New Adventures is a British dance-theatre company. Founded by choreographer Matthew Bourne in 2001, the company developed from an earlier company Adventures in Motion Pictures, now dissolved.

History 
Adventures in Motion Pictures (AMP) was established in 1987 by a group of students from London's Laban Centre, including Matthew Bourne, Catherine White (now Malone), Emma Gladstone, Susan Lewis, Carrollynne Antoun, David Massingham and Keith Brazil. AMP's productions like Spitfire (1988), parodied the manners of romantic ballet dancers.

By 1991, the original members of the company were working outside of AMP, and Bourne held auditions for new dancers, forming a company with six core dancers, including Scott Ambler (later founder artistic associate), Etta Murfitt (now associate artistic director), Ben Wright, Ally Fitzpatrick and Jamie Watton.
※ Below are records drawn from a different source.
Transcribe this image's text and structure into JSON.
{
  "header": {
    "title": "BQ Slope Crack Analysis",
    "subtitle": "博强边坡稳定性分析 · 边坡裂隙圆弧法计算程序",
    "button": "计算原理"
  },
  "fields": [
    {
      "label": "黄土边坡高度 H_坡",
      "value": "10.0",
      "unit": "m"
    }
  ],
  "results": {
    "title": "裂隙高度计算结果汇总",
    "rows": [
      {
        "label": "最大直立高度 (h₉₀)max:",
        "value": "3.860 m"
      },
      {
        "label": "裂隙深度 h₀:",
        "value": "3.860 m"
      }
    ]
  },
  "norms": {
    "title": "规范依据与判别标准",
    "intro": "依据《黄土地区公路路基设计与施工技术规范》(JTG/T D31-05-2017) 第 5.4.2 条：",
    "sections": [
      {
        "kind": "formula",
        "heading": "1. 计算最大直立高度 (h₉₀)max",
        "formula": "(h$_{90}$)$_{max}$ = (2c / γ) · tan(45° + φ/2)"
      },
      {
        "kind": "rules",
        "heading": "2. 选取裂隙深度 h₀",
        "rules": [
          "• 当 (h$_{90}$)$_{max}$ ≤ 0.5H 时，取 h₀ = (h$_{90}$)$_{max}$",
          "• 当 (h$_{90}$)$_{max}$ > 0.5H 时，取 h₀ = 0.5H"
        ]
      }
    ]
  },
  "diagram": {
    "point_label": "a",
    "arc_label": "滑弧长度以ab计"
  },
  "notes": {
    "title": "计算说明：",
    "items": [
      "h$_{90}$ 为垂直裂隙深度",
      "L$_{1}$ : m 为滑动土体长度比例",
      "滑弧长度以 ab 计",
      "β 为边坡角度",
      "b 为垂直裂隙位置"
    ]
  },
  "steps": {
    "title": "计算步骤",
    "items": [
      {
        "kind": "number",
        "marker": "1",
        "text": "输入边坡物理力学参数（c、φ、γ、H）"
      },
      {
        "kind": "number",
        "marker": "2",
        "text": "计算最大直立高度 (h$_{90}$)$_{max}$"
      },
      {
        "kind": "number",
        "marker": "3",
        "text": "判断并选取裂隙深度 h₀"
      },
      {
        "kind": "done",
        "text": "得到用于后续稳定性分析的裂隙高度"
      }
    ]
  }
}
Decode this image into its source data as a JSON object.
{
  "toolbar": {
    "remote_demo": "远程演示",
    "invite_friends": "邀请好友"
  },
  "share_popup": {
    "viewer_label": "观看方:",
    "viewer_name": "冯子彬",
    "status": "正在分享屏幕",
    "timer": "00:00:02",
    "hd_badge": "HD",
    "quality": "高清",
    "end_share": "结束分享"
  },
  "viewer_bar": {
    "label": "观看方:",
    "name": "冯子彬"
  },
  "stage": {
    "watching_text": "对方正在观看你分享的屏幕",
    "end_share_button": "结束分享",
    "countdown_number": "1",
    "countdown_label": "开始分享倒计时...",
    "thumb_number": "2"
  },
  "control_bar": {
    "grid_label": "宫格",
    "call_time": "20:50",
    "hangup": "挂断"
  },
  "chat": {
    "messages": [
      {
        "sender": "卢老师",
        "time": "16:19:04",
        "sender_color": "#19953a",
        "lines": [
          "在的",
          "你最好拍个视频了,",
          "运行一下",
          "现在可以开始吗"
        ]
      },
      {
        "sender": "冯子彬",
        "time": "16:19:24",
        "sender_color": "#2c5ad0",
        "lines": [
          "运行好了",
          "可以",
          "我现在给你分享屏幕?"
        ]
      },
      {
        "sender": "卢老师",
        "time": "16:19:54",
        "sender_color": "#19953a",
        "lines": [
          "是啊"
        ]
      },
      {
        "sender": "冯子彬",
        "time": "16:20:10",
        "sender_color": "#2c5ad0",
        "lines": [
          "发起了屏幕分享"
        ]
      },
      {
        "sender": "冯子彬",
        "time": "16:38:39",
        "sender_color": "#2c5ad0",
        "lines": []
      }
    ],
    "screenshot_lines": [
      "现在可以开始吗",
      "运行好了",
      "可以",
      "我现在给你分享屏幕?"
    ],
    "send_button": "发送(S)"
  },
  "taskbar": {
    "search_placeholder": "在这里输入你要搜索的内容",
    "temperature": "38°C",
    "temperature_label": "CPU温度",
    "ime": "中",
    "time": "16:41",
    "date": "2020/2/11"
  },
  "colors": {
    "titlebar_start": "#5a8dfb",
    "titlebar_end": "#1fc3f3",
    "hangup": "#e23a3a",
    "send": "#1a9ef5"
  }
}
Their first piece together was Town & Country (1991). Subsequent AMP productions included Nutcracker! (1992), Highland Fling (1994), Swan Lake (1995), Cinderella (1997) and The Car Man (2000). 

In 2000, Bourne formed New Adventures with producer Robert Noble, who became co-director of the company. New Adventures Limited was incorporated in January 2001. New Adventures Charity (incorporated in 2008) is a registered charity (charity number: 1125342) that works "To advance the education of young people, dance practitioners and the general public particularly but not exclusively through the provision of workshops and classes with specific but not exclusive reference to the dance choreography of Matthew Bourne".

New Adventures has been a National Portfolio Organisation receiving funding from Arts Council England since 2015.

Awards

Laurence Olivier Awards 
AMP or New Adventures have received 12 Laurence Olivier Awards nominations, winning six.